Optimizing Carpometacarpal Arthroplasty Of The Thumb: A Prospective Clinical Trial Comparing Suture Suspension To Ligament Reconstruction And Tendon Interposition
Debra A. Bourne, MD1, Ian Chow, MD2, Dann Laudermilch, MD2, Benjamin Schilling, BS3, Wesley Sivak, MD, PhD2, William Hagberg, MD4, Marshall Balk, MD4, Glenn Buterbaugh, MD4, Joseph Imbriglia, MD4, John Fowler, MD2.
1University of Kentucky, Lexington, KY, USA, 2University of Pittsburgh Medical Center, Pittsburgh, PA, USA, 3University of Pittsburgh, Pittsburgh, PA, USA, 4Wexford Hand and UpperEx Center, Pittsburgh, PA, USA.
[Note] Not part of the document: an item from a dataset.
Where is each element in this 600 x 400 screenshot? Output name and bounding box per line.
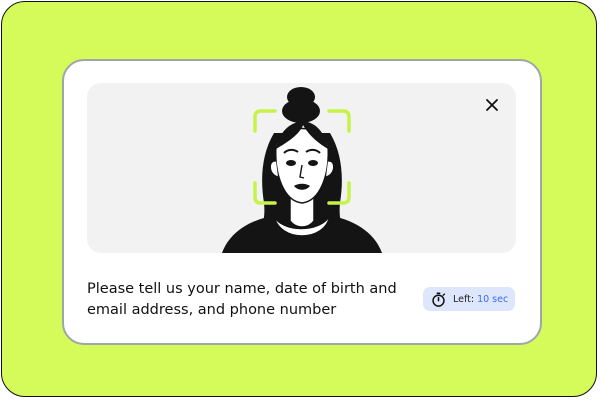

Background: Thumb carpometacarpal (CMC) arthritis is the most common arthritis of the hand and thumb CMC arthroplasty is the most commonly performed surgical reconstruction for arthritis in the upper extremity. The most common technique is the ligament reconstruction and tendon interposition (LRTI) where, following trapeziectomy, the flexor carpi radialis (FCR) tendon is passed through a bone tunnel at the base of the first metacarpal to reconstruct the palmar oblique ligament and prevent collapse, with the remaining tendon used to fill the space vacated by the trapezium. In 2009 DelSignore published the suture suspension technique in which, after trapeziectomy, the FCR is sutured to the abductor pollicis longus to create a sling under the first metacarpal to correct subluxation and maintain the joint space. The purpose of this study is to compare outcomes between to the two techniques and determine if one is superior.
Methods: Following IRB approval, 38 consecutive patients undergoing CMC arthroplasty for basilar thumb osteoarthritis were enrolled by four senior, fellowship trained surgeons; two of whom prefer the LRTI technique and two who routinely perform suture suspension arthroplasty. Outcome measures were recorded including: first metacarpal subsidence measured on radiographs, thumb range of motion, pinch and grip strength, functionality assessed through the Disability of Arm, Shoulder and Hand (DASH) and Michigan Hand Questionnaires (MHQ), and pain measured on a 10-point Visual Analog Scale (VAS).
Results: Both techniques are effective at reducing pain with a decrease from baseline to 6-weeks post-procedure of 5.5±1.8 to 3.1±1.9 (p=0.030) in the LRTI group and 5.8±2.1 to 2.2±2.8 (p<0.001) in the suture suspension group. The suture suspension technique resulted in greater thumb abduction at 6-weeks compared to LRTI (61.3°±12.7° versus 39.5°±16.9°, p=0.018). LRTI resulted in more limited opposition at 6-weeks post-procedure (p=0.002). There was no significant difference in thumb extension, grip or pinch strength. Both techniques improved functionality from baseline to 6-weeks post-operative based on the MHQ (LRTI 47.3±8.2 to 53.8±9.9, p=0.037; suture suspension 46.9±6.9 to 57.0±11.7, p=0.012). There was significant radiographic subsidence in both groups with 32.4%±3.9% for suture suspension and 55.3%±6.0% for LRTI at 2-weeks post-operative (p<0.001), however, subsidence was significantly less for suture suspension compared to LRTI (p=0.005).
Conclusions: LRTI and suture suspension arthroplasty techniques are equally effective for improving pain and functionality. Both techniques are subject to some subsidence of the first metacarpal. The suture suspension technique has less restriction of abduction and opposition in the early post-operative period as well as less radiographic subsidence of the first metacarpal.